When Nikola Tesla said, “The progressive development of man is vitally dependent on invention. It is the most important product of his creative brain.”, he didn’t account for foot massagers, electronic egg boilers (yes, that’s a thing now), or the newest fad — fidget spinners.
But fidget spinners aren’t just flamboyant toys. Fidget spinners, as the name suggests, were originally intended to help fidgeters or people who have trouble focusing by relieving their nervous energy.
Before understanding its behavior in space, let us first explore what concepts govern its motion.
A fidget spinner can be made of plastic or steel. It comprises two or (the usually preferred) three lobes, which when pushed, force it to rotate around the central axis. At the center are two rings that form two concentric circles. Between them are finely spaced ball bearings on which the outer ring rolls.
This region is where the magic occurs. Ball bearings reduce the the friction between the two rings and allow a spinner to rotate for longer amounts of time. This makes sense because shoving one slab over another would greatly increase friction and reduce the time that one ring might rotate over another — sliding friction is typically greater than rolling friction. Its spin time can be further increased by making the edges heavier, but why is that?
Angular Momentum and Force
Rotational kinematics is the branch of physics that governs the motion of a spinner. For starters, the concept of rotational kinematics can be viewed as the rotational or angular counterparts of linear kinematics. One of them is angular momentum, which is the angular component of linear momentum. Momentum is defined as the quantity or impetus of motion.
Angular components of linear motion can be calculated by performing a cross-product of linear quantities with the radius of the circle that the motion would draw. There is more on these technical details here. If the linear momentum of a body in motion is the product of its mass and linear velocity, then by the above logic, angular momentum or the quantity of rotational motion is proportional to mass, velocity and radius.
Therefore, an object in linear or rotational motion possessing a large amount of momentum tends to stay in motion for longer times. Now that we know that spin time is a function of momentum, we can infer why the lump of excess mass is placed farthest from the center — its radius.
The spinner derives its angular momentum from the push you provide it. Rotational motion arises from rotational force known as a torque. Similar to its linear component, it is the rate of change of momentum (angular here).
Torque is collectively generated by two parallel forces acting in the opposite direction.

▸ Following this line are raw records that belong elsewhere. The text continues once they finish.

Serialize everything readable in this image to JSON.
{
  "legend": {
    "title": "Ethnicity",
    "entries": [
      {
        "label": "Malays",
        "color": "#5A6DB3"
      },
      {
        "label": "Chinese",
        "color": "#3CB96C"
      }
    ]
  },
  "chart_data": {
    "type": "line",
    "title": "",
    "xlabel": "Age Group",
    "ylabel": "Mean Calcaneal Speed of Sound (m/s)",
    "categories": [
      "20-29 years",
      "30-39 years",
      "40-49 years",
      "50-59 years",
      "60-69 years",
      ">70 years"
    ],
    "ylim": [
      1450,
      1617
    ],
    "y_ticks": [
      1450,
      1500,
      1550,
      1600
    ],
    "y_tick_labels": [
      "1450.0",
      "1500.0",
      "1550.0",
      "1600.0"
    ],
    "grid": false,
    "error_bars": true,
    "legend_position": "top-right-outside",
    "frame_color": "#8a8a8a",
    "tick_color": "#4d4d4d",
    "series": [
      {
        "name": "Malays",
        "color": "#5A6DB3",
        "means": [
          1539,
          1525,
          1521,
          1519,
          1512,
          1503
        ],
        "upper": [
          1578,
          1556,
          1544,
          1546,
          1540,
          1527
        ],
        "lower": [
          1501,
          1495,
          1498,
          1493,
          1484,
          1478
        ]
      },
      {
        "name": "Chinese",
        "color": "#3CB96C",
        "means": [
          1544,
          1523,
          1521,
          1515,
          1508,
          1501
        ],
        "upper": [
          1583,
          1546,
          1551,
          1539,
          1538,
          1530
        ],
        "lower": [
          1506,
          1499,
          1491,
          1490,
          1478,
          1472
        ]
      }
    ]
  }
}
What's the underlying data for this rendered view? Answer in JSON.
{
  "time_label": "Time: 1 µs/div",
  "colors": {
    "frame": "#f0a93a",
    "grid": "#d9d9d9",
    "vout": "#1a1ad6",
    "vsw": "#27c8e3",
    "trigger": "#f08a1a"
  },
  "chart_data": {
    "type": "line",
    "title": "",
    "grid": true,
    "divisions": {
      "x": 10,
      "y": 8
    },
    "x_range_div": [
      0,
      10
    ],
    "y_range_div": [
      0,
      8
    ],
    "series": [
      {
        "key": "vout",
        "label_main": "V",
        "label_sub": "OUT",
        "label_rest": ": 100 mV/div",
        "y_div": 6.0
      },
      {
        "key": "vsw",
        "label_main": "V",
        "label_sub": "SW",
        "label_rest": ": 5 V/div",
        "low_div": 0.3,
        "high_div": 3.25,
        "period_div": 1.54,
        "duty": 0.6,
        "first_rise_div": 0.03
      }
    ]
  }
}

Consider opening a bottle cap, which requires you to pull one side with your thumb and push the opposite side with your index finger, just like pushing a spinner’s edge.
Why do rotating objects stop rotating?
Now that you’re familiar with all the terms, I can come to the crux of the article: For no external torques, the change in angular momentum is zero or the momentum is a constant.
This line of thought can be inferred from Newton’s First Law of Motion, which insists that in the absence of external forces, the momentum (linear or rotational) of a system will always be conserved. The law of conservation implies that momentum cannot simply be ‘lost’, but must be converted or transferred to something else.
Momentum lost somewhere is gained elsewhere. Consider an ice skater who increases her momentum to spin faster by folding her hands and concentrating her mass by reducing the radius. However, friction between her skates and the ice won’t allow this to go on for too long.
The spinner – or for that matter, any rotating object – comes to a halt by transferring its angular momentum to either directly connected objects or by dissipating its kinetic energy as heat and vibration into the environment.
How long will a fidget spinner rotate in space?
Now, let’s finally take our spinner into space and give it a whirl.
After supplying it with a finite torque, the spinner can achieve stagnation in two ways:
First, the spinner can be rotated between an astronaut’s finger or anchored to something, this makes for a fixed axis. Technically, the spinner will come to halt by transferring its momentum to the astronaut or the object it is anchored to. In principle, this would cause a free-floating astronaut to rotate!
However, since the mass of an astronaut is much larger than a spinner and the radius is now 10-100 times larger, the rate of spin is one-millionth of the original, which you’d obviously never notice. Thus, it would eventually stop.
Another way of rotating it would be to push a lobe and let it float, hanging in space. In the absence of any fixed axis and external forces (remember, there is no air resistance offered in space other than space dust, which we’ll assume isn’t in the vicinity for this proposed experiment), where would the momentum be transferred? Nowhere!
Although friction between the ball bearings would help dissipate the kinetic energy as heat into the surroundings, which would finally terminate its rotation, calculations show that this might take around a few billion years. The sun would expand and engulf it – along with us – before the spinner ever came to a halt!
If you forget friction for the time being, the spinner would practically rotate forever!